Monday, October 20, 2014

Israel is going to supply Egypt with natural gas.


The pipeline that used to supply Egyptian gas to Israel and Jordan has been sabotaged at least 20 times. (Photo EPA)

An Israeli firm will supply Egypt with natural gas, more than two years after sabotage halted the flow of Egyptian gas to Israel. On Sunday the Israeli owners of the Tamar offshore gas field informed the Tel Aviv stock exchange they had struck a deal to export natural gas to the Egyptian firm Dolphinus Holdings.
A statement said Tamar was in "exclusive negotiations" with Dolphinus Holdings to provide it with up to 2.5 billion cubic meters (bcm) over a seven-year span.Experts estimate the deal to be worth over $4 billion (3.13 billion euros).
Dolphinus Holdings "represents a consortium of large non-governmental industrial and commercial Egyptian gas customers," according to Tamar.
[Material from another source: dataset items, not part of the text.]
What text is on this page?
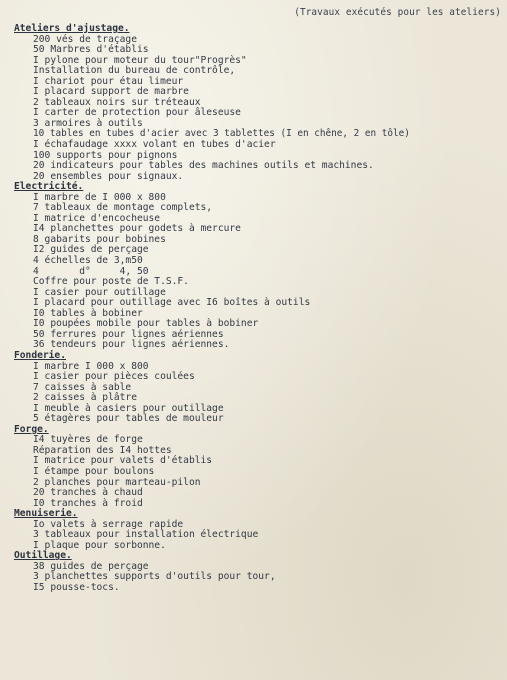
(Travaux exécutés pour les ateliers)
Ateliers d'ajustage.
200 vés de traçage
50 Marbres d'établis
I pylone pour moteur du tour"Progrès"
Installation du bureau de contrôle,
I chariot pour étau limeur
I placard support de marbre
2 tableaux noirs sur tréteaux
I carter de protection pour âleseuse
3 armoires à outils
10 tables en tubes d'acier avec 3 tablettes (I en chêne, 2 en tôle)
I échafaudage xxxx volant en tubes d'acier
100 supports pour pignons
20 indicateurs pour tables des machines outils et machines.
20 ensembles pour signaux.
Electricité.
I marbre de I 000 x 800
7 tableaux de montage complets,
I matrice d'encocheuse
I4 planchettes pour godets à mercure
8 gabarits pour bobines
I2 guides de perçage
4 échelles de 3,m50
4       d°     4, 50
Coffre pour poste de T.S.F.
I casier pour outillage
I placard pour outillage avec I6 boîtes à outils
I0 tables à bobiner
I0 poupées mobile pour tables à bobiner
50 ferrures pour lignes aériennes
36 tendeurs pour lignes aériennes.
Fonderie.
I marbre I 000 x 800
I casier pour pièces coulées
7 caisses à sable
2 caisses à plâtre
I meuble à casiers pour outillage
5 étagères pour tables de mouleur
Forge.
I4 tuyères de forge
Réparation des I4 hottes
I matrice pour valets d'établis
I étampe pour boulons
2 planches pour marteau-pilon
20 tranches à chaud
I0 tranches à froid
Menuiserie.
Io valets à serrage rapide
3 tableaux pour installation électrique
I plaque pour sorbonne.
Outillage.
38 guides de perçage
3 planchettes supports d'outils pour tour,
I5 pousse-tocs.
Tamar holds 250 bcm of natural gas, and lies 80 kilometers west of the port city of Haifa.
The natural gas would be transported to Egypt through the same East Mediterranean Gas pipeline used by Cairo to export gas to Occupied Palestine and Jordan before it was attacked and crippled the saboteurs.
For more than a decade Israel relied on Egypt for roughly 40 percent of its gas needs in line with an export accord signed in 2005 by the two countries which are bound by a peace treaty. But in April 2012 Egypt annulled the contract, saying Israel had not met the financial obligations of the agreement, in a decision that came amid a spate of bomb attacks that targeted the pipeline used to transport natural gas to Israel and Jordan.
US giant Noble Energy owns 36 percent of Tamar, with four other Israeli partners holding smaller shares. Tamar's discovery, along with the twice-as-large Leviathan gas field, shifted Israel from costly and unreliable imports to a growing self-sufficiency and the potential to become an energy exporter.
Last month, Noble and its partners signed a letter of intent to supply Jordan's National Electric Power Company Ltd with 487 bcm of natural gas from Leviathan over 15 years.